Artistically (or cosmetically) tattooing a dog is wrong because it is an unnecessary procedure that causes discomfort and pain for no other reason than the joy and entertainment of a person. It is unnecessary in the sense that the tattoo does not promote the dog’s interests but only brings harm to it. It should be obvious that it is morally wrong to wantonly cause suffering to sentient beings.
Someone could defend Alex’s actions by saying two things: first that actually Zion was under the effects of the anaesthetic while being tattooed and therefore she did not suffer and second that people that perform identification tattoos also cause pain to those who are being tattooed and we do not think that they are doing something morally wrong.
Let’s grant, for sake of argument, that Zion did not suffer while being tattooed. I think that even if we grant this Alex’s actions are still wrong because the pain caused by being tattooed is not limited to the tattooing process, but it extends to the healing period (as anyone with a tattoo knows). This means that while Zion’s new tattoo was healing (over up to three weeks) she was enduring unnecessary pain and discomfort (additional to the pain and discomfort caused by the surgery).
In order to address the second point it is important to remember that we have said that the moral justification for tattooing a dog (considering all the welfare implications that we have mentioned) is that the pain to which it is subjected while being tattooed is outweighed by the benefits that an identification tattoo brings about. It is a really good trade-off for a dog to suffer the whole tattoo process in exchange of easy identification and reunion with his owner; instead of being locked in a shelter and afterwards euthanized (if not rehoused rapidly). Alex’s actions cannot be justified on the previous terms because Zion’s tattoo would not help her be reunited with him.
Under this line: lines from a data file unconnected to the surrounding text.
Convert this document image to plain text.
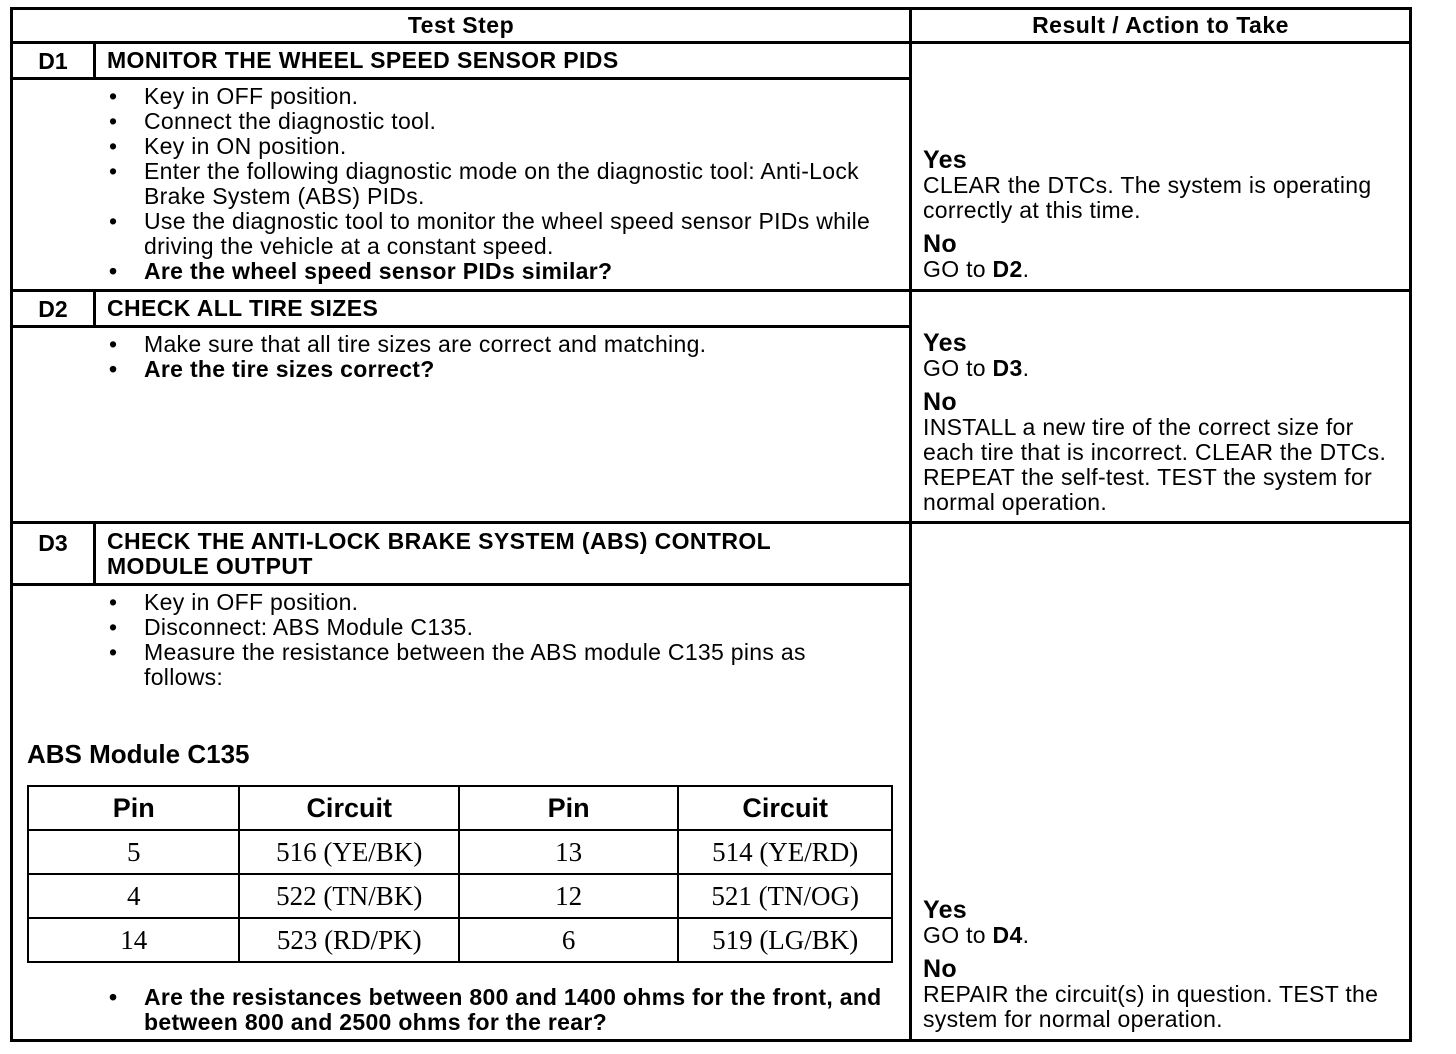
Test Step	Result / Action to Take
D1	MONITOR THE WHEEL SPEED SENSOR PIDS
• Key in OFF position.
• Connect the diagnostic tool.
• Key in ON position.
• Enter the following diagnostic mode on the diagnostic tool: Anti-Lock Brake System (ABS) PIDs.
• Use the diagnostic tool to monitor the wheel speed sensor PIDs while driving the vehicle at a constant speed.
• Are the wheel speed sensor PIDs similar?
Yes
CLEAR the DTCs. The system is operating correctly at this time.
No
GO to D2.
D2	CHECK ALL TIRE SIZES
• Make sure that all tire sizes are correct and matching.
• Are the tire sizes correct?
Yes
GO to D3.
No
INSTALL a new tire of the correct size for each tire that is incorrect. CLEAR the DTCs. REPEAT the self-test. TEST the system for normal operation.
D3	CHECK THE ANTI-LOCK BRAKE SYSTEM (ABS) CONTROL
MODULE OUTPUT
• Key in OFF position.
• Disconnect: ABS Module C135.
• Measure the resistance between the ABS module C135 pins as follows:
ABS Module C135
Pin	Circuit	Pin	Circuit
5	516 (YE/BK)	13	514 (YE/RD)
4	522 (TN/BK)	12	521 (TN/OG)
14	523 (RD/PK)	6	519 (LG/BK)
• Are the resistances between 800 and 1400 ohms for the front, and between 800 and 2500 ohms for the rear?
Yes
GO to D4.
No
REPAIR the circuit(s) in question. TEST the system for normal operation.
What was wrong with Alex’s action is that Zion was subject to a lengthy, painful and discomforting recovery (that involves risk of infections) only for the joy and entertainment of its owner, and this is clearly a terrible trade-off for the dog. As Zion’s guardian Alex should have known better that putting his joy and entertainment before Zion’s interests. If Alex wanted to express his creativity using Zion as canvas then he could have used something that did not harm the dog as a tattoo does. For example, he could have used a washable colour spray for painting dogs like the one that PetPaint, offers.
Finally it is important to realise and bear in mind that I am not saying or suggesting that Alex is a really bad person who does not care for Zion. For example compare Zion’s history with Petey’s, who apart from being tattooed was neglected and abused. I think that someone who spends thousands of dollars to keep his dog alive and well is commendable. What happened in Alex’s case is that he made a bad decision, that in fact is morally reprehensible, but that does not say that in general he is a bad guardian.